Weak point






















「おかあさん!」

バタン、とキッチンのドアを開けて入ってきた娘に、母親が振り返る。

頬を赤くして大きな目を見開いて眉を下げて、小さな娘はワンピースのすそを両手でぎゅっと握っていた。

あらあら、アルが泣いてるわ。

開いたドアの向こうから小さな泣き声が聞こえた。どこにいても、泣いているとその大きな泣き声ですぐに居場所がわかったエドと違って、アルはあまり声を上げない。その代わり、身体中の水分が無くなってしまうんじゃないかと思うほど、沢山の涙を流す。しかも、なかなか泣き止まない。

「おかあさん、おやつ! おやつ、ちょうだい!」

早く早く、と、大きな目が見上げて母を急かす。この子のこういうところはお父さん似ね。おっとりと小さな娘を見下ろしながら、母親は野菜を洗っていた手をエプロンでぬぐった。

「おやつの時間にはまだちょっと早いわよ?」

「アルの分だけ!」

のんびりと返す母に、エドはスカートから両手を離して差し出した。「はいはい」と笑って答えて、母親は戸棚の中から籠に入ったクッキーを取り出した。
小さなアルが食べられる分だけを、小さなお皿に入れてやって渡すと、両手を伸ばして受け取った小さな娘はぱっとリビングへと走っていった。

母親はのんびりと、その後を追いかけた。

ソファの下にぺたんとすわって、小さなアルが泣いている。大きな目を開いていられないぐらいに、沢山の涙がふっくらとした頬をぽろぽろ落ちてゆく。

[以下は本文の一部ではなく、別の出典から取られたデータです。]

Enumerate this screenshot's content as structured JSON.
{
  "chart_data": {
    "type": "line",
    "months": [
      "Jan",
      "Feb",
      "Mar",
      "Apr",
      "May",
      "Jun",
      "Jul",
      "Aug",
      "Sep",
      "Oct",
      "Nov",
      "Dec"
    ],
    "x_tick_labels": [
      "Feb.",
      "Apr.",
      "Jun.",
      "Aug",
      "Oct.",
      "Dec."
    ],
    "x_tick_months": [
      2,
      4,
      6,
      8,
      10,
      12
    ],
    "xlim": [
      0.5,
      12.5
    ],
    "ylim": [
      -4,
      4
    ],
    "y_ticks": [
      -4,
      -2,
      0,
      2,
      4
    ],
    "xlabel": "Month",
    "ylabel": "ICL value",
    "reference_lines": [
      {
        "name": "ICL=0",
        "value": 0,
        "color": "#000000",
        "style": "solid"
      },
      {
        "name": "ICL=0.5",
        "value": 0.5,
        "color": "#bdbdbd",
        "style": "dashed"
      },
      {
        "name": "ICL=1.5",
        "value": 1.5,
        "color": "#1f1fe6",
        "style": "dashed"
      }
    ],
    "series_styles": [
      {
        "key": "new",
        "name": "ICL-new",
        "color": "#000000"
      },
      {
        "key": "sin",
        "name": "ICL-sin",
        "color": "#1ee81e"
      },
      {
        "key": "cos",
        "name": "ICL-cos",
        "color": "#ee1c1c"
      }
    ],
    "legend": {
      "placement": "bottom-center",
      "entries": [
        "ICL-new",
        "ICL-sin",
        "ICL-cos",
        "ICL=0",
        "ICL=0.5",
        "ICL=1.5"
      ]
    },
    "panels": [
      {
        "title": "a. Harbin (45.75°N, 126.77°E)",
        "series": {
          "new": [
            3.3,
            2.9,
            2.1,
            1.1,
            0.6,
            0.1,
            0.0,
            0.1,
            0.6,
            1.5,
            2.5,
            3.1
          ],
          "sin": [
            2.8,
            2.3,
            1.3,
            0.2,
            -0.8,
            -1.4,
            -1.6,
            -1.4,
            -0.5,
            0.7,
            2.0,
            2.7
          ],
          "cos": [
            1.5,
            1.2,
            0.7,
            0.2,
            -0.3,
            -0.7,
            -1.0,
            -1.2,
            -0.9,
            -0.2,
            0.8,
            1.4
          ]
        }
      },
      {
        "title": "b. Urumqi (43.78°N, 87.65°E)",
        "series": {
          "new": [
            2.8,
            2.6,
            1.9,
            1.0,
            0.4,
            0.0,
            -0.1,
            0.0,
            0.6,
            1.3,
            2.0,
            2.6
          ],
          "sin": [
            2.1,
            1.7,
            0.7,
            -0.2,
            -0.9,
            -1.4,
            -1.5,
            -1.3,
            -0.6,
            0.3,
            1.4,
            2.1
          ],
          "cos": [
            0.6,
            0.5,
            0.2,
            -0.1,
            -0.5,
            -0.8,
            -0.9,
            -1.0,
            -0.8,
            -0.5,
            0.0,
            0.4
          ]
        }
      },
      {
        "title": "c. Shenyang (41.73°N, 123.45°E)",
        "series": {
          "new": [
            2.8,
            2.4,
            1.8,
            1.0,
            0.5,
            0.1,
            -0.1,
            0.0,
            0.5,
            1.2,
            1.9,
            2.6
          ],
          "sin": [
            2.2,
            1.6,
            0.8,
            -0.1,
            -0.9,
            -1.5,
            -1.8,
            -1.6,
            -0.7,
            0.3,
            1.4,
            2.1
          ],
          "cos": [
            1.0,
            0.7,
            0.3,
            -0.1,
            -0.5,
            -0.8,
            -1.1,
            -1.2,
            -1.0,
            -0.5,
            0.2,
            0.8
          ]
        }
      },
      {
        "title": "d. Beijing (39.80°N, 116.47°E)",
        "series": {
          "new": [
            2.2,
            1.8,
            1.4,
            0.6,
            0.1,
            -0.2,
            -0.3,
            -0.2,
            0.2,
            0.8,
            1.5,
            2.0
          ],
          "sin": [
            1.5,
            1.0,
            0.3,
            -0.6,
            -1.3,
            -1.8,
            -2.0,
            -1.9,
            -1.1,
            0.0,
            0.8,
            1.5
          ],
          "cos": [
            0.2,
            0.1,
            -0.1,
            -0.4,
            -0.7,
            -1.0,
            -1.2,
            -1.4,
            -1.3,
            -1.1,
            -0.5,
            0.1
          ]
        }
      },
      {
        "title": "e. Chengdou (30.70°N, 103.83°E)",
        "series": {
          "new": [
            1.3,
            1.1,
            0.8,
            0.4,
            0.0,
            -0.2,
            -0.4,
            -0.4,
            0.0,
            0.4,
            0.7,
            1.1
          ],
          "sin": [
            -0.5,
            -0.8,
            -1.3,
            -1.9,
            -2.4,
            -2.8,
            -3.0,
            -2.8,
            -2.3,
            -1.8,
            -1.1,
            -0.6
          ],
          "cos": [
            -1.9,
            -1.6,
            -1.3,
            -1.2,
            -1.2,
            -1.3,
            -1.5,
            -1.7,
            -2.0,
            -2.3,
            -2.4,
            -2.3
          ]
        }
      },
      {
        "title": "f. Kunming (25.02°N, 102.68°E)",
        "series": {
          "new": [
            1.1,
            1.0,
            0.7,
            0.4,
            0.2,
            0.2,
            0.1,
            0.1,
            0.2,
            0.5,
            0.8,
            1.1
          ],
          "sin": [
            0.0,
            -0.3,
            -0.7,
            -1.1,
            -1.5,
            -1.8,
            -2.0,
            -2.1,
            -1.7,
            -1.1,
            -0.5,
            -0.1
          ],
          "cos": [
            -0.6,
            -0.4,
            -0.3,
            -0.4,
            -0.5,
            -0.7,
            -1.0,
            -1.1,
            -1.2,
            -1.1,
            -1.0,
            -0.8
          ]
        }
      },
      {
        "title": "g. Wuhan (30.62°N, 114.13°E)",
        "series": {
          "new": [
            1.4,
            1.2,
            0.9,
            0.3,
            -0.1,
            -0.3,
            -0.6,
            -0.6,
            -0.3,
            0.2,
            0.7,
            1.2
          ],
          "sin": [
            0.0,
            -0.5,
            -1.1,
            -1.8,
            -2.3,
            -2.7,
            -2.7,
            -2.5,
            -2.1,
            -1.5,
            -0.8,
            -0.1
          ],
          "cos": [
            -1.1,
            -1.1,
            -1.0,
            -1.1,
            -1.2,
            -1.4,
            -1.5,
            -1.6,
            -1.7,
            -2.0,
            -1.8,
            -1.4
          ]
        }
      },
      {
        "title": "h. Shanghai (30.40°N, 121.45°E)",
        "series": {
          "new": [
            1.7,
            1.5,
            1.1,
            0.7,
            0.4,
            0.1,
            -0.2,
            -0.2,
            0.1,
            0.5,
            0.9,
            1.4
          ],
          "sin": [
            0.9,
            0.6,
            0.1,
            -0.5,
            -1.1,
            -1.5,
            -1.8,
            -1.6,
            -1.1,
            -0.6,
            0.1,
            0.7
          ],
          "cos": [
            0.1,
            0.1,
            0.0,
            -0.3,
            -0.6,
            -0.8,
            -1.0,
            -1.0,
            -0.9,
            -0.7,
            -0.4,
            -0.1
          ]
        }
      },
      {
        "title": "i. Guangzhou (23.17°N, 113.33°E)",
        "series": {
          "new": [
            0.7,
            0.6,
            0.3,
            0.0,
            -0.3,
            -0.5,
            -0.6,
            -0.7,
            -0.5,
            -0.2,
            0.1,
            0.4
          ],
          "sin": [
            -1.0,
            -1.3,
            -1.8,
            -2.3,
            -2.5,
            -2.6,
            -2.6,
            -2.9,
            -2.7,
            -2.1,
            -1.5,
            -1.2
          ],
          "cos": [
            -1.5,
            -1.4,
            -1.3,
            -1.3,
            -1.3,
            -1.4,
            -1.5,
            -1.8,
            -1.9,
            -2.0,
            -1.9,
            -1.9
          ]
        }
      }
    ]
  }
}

弟の前に座り込んで、膝の上にお皿をのせて、エドは指につまんだクッキーを、小さな泣き声をもらす口へと運んだ。

「アル、ほら、クッキーあげるから、泣くな」

アルが一口で食べるには少し大きすぎるクッキーを、エドは開いた口の間にそうっと押し入れた。まるで親鳥が雛にえさをあげるようだと、子供たちを見守りながら母親は思った。

アルは涙をぽろぽろこぼす大きな目を開いて、姉を見た。口の中に入れられたクッキーを条件反射のように噛み砕くほっぺたがふくらむ。

口いっぱいにほおばるクッキーに、アルの泣き声は止まった。いっしょうけんめい口を動かしている内に、泣くのを忘れてしまったようだった。

泣き止んだ弟に、ほっと表情を明るくして、エドはまたクッキーをつまんだ。

「もう、泣くなよ」

あーん、と言って口をあけるエドを真似て、弟が小さな口を開く。もぐもぐとクッキーを食べる弟に満足そうに口の端を上げて、エドは小さなお皿を床によけ、ワンピースの裾をひっぱってばら色の頬を拭ってやった。



























バタンと、ドアの閉じる音がしてしばらくたってから、アルは自室の窓から通りを見下ろした。

石畳の上を、赤いコート姿の背が通りの向かい側へとわたって行く。せっかちなせいかくそのままの走るような足取りに、コートの裾が跳ね上がる。

姉が向かう先は、裏通りのパン屋だった。茶色いひさしにブレッド&スイートの文字が白抜きされた小さな店には、パンの他にもクッキーやドーナツなどの焼き菓子が並んでいる。

「まったく、いくつになったと思ってるんだよ」

アルは言い争いのぴりぴりした気分の抜けないまま、腕を組んで呟いた。

小さな頃から、姉は甘いものをあたえては弟の機嫌をとっていた。アルが泣いている時や、ケンカをした時には。

窓ガラスの向こうで、赤いコートの後姿が茶色いひさしの下に消えた。数分もしないで、甘い匂いをさせた袋を抱えた姉がアルの部屋のドアを開けるだろう。ノックなしに。

まさにケンカの原因になったそれに、まったく頓着せずに。

容易に想像できてしまって、アルは肩を落としてため息をついた。窓辺から離れ、机の上に開いた読みかけの本に手を伸ばし。

どうせなら、チョコチップの入ってるのにしてくれないかなあと思いながら、ページをめくった。